Entre temps, la nuit est tombée. C’est encore pire. Dans un virage, Anne craque.
 Ralentissez, je vous prie. Et gardez votre droite. Vous allez nous encadrer à la fin…

Mais je ne vais pas vite... N’est-ce pas, Nathan ?

Non, enfin, si, un peu… Et puis Anne est traumatisée depuis son accident…

Ah bon. Si elle est traumatisée, alors, c’est autre chose…

Anne se contient de hurler. Traumatisée !!! Avec ce vieux danger public.

Il ralentit un peu. Ils arrivent miraculeusement à bon port, après avoir arraché un rétro à une voiture en stationnement. Profit et pertes. Il ne s’en est même pas aperçu.

Visite de la galerie. Aucun intérêt. Des œuvres sans originalité, qu’il explique longuement. Sa formation d’ingénieur chimiste le fonde à créer des sculptures qui ressemblent à des hybridations d’orbitales moléculaires, ce dont il est conscient, ou strictement géométriques, méticuleux au point de refaire un montage si une branche n’est pas parfaitement d’équerre.

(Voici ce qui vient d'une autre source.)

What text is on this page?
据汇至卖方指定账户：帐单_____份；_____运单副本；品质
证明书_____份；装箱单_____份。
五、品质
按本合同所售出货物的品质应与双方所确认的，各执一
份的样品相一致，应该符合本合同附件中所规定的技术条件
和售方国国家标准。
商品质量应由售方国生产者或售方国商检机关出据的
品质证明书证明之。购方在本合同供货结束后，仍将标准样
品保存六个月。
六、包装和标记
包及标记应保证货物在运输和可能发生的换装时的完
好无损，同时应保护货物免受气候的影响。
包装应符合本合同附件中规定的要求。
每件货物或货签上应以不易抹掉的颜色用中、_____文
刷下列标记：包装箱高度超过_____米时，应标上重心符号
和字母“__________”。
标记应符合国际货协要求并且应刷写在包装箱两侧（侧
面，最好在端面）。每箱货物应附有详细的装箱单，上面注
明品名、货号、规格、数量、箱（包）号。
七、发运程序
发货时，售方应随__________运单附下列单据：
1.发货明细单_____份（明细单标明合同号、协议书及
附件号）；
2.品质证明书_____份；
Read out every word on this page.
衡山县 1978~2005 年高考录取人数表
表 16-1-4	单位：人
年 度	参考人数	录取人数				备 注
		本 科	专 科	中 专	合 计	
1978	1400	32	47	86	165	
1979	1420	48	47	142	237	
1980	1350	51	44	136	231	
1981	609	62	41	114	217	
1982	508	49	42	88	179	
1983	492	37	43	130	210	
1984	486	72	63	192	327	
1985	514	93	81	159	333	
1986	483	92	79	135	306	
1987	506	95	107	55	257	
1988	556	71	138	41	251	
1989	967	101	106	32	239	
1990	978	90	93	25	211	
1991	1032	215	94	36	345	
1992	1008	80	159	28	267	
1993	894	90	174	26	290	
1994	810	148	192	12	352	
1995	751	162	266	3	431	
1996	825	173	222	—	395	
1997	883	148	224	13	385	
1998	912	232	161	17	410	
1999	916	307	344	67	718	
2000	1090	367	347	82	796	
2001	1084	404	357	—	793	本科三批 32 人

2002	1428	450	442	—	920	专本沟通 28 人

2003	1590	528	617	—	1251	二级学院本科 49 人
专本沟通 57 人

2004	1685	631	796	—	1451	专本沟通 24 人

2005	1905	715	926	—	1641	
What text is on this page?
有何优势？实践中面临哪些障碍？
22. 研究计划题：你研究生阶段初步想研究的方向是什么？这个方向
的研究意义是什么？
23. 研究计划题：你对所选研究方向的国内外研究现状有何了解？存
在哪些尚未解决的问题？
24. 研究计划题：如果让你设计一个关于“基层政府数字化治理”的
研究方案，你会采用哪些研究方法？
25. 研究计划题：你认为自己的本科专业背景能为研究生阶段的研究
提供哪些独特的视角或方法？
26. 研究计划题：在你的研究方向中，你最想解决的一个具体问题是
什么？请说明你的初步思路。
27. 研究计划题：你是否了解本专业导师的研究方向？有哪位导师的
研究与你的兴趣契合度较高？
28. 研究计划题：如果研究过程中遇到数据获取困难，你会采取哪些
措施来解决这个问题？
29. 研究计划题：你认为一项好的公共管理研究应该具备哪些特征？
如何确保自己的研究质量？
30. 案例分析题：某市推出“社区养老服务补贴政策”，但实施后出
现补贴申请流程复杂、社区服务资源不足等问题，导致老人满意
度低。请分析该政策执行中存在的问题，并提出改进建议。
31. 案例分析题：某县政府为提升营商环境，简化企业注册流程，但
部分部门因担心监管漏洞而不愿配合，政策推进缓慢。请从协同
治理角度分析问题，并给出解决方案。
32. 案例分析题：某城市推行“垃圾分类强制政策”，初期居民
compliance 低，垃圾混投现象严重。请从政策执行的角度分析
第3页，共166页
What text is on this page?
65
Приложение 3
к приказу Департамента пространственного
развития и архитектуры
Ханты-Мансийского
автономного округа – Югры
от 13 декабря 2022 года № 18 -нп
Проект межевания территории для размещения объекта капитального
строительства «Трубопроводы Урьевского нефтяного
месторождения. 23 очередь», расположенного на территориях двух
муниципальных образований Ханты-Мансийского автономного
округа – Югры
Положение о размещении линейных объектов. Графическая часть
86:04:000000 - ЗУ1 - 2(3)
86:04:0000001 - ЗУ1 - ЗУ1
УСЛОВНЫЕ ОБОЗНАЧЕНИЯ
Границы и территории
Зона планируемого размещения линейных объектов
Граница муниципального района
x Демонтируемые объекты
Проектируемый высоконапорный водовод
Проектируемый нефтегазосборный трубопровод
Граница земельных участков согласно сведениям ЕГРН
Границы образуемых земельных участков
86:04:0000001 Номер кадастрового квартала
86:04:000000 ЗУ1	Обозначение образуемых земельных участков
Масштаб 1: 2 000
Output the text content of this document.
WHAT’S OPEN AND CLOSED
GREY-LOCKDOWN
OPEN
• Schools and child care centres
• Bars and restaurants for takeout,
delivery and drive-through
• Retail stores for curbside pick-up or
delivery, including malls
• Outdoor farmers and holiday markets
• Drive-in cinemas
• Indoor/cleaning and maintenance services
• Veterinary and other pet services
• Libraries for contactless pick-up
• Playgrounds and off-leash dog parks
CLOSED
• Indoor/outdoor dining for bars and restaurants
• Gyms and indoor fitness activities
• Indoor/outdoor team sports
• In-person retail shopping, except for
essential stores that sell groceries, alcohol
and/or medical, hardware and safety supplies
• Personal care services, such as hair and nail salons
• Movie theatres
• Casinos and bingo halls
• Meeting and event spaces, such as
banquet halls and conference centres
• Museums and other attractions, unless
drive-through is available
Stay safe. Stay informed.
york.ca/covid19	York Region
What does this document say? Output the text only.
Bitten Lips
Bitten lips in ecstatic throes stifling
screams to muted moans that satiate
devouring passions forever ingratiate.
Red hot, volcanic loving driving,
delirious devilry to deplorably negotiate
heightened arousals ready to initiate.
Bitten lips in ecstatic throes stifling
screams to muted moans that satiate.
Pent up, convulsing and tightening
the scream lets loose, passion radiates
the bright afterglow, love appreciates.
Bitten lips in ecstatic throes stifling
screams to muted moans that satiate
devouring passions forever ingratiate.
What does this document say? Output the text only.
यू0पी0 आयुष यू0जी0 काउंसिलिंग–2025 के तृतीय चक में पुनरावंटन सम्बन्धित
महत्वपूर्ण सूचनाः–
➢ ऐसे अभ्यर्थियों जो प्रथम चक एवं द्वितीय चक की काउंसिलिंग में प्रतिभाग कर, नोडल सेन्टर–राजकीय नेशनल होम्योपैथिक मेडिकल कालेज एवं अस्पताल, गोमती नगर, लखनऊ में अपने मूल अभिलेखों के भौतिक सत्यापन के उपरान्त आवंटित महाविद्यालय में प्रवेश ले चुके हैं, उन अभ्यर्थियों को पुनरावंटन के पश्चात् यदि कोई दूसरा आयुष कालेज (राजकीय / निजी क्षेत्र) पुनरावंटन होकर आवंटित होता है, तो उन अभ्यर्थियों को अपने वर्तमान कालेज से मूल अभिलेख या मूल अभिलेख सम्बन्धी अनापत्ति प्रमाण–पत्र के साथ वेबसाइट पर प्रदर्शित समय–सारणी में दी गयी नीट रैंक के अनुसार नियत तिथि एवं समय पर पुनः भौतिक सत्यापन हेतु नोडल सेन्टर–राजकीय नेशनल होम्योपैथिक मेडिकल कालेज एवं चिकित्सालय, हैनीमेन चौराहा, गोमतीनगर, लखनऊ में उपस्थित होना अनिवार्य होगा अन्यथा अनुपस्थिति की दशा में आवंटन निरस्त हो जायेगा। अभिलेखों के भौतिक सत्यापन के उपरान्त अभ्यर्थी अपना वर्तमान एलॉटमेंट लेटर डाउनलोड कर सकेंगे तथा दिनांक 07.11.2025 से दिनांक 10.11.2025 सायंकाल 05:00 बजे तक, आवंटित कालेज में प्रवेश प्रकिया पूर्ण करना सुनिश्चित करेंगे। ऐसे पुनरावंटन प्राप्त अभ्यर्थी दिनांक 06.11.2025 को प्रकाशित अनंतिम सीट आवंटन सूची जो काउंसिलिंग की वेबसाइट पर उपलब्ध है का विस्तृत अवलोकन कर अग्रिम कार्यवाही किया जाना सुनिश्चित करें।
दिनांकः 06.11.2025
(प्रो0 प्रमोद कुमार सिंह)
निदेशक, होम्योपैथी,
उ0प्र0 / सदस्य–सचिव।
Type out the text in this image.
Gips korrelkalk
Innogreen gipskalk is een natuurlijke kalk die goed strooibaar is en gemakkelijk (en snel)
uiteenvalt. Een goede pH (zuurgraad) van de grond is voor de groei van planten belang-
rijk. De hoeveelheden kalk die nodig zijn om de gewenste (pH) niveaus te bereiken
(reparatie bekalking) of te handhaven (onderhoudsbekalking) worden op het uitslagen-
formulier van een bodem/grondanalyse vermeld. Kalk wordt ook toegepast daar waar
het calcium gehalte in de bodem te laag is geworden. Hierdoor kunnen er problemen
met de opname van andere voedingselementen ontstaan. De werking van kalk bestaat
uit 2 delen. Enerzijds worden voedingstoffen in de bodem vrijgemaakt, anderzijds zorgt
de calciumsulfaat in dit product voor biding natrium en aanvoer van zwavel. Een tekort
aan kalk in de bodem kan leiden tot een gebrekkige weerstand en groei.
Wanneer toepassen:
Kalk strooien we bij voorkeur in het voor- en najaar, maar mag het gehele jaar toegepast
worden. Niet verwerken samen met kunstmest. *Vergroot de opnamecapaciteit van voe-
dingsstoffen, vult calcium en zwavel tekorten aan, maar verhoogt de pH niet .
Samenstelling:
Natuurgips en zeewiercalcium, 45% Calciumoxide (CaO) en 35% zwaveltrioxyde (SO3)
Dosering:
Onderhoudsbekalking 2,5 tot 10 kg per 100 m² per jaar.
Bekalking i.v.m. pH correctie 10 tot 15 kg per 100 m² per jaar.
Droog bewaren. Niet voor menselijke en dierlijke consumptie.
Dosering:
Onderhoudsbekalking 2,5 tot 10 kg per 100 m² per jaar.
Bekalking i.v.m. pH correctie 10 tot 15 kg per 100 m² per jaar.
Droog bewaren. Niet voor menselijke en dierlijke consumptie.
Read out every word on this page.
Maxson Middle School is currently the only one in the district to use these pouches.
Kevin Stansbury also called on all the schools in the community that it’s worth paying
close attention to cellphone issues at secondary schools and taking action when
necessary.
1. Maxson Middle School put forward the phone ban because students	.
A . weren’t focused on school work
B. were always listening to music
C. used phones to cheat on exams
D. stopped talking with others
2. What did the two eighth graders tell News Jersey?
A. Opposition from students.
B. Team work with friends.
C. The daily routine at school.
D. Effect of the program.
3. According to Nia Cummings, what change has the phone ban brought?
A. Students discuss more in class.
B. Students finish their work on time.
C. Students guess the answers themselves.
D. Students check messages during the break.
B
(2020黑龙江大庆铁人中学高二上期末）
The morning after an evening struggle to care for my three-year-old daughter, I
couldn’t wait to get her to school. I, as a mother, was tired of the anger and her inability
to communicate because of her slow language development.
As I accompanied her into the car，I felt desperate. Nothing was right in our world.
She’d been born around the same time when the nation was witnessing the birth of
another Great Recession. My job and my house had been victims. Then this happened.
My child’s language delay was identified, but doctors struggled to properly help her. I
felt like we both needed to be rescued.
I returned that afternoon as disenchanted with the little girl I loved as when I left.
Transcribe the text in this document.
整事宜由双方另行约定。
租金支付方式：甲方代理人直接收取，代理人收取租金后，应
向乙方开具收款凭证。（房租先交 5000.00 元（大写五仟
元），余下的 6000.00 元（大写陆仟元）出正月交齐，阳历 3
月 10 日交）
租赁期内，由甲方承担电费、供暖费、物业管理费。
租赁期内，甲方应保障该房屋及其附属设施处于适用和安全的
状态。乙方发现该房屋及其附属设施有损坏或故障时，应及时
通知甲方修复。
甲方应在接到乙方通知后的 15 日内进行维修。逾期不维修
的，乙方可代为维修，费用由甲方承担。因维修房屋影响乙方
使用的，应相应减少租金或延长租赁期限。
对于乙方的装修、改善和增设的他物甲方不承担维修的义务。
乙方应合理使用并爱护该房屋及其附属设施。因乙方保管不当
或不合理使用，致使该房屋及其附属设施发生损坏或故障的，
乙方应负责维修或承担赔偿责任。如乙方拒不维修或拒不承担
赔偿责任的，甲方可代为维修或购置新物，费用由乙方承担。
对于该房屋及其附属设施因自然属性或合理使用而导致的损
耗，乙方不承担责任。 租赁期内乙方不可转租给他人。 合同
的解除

Il insiste pour aller dire bonjour à son autre fils, qu’il dérange en plein milieu d’une consultation, dans son cabinet, à la grande gêne d’Anne. Le fils ne semble pas fâché, les salue chaleureusement, promet de passer le soir. Puis, il veut aller prendre un café. Il fait encore un essai pour que Nathan et Anne dorment chez lui puisque son fils va venir. Nathan ne dit rien. Anne doit répéter qu’elle a elle aussi une galerie et une maison d’édition… Visiblement, cela ne l’intéresse pas, et, si elle s’est longuement penchée (par force) sur les problèmes de sa propre galerie, de Catherine, l’ex femme du fils de Roger, ceux de Pierre, son autre fils qui vient de divorcer etc ... lui en revanche ne se soucie nullement de ce qu’elle fait, même si cela ressemble à son propre travail.  A un moment, épuisée, elle s'était mise sur un canapé, à demi allongée, dans un coin de la pièce. (Elle a mal au dos depuis un accident qui lui a luxé les cervicales et conduire parfois lui est pénible). C'est là qu'elle entend:


— Il a divorcé et s'est remarié... c'est à dire qu'au delà de cinquante ans, tu comprends, une femme... ce n'est plus pareil question sexe...
— Une femme de cinquante ans n'a plus de désir ? coupe alors Anne, exaspérée. 
— Je croyais que tu dormais...

Ils partent enfin. Seuls à seuls, elle le prend sur le mode humoristique :
Je te retiens avec ton vieux cousin grabataire, isolé, à l’article de la mort… Mais quel dingue ! J’ai cru crever.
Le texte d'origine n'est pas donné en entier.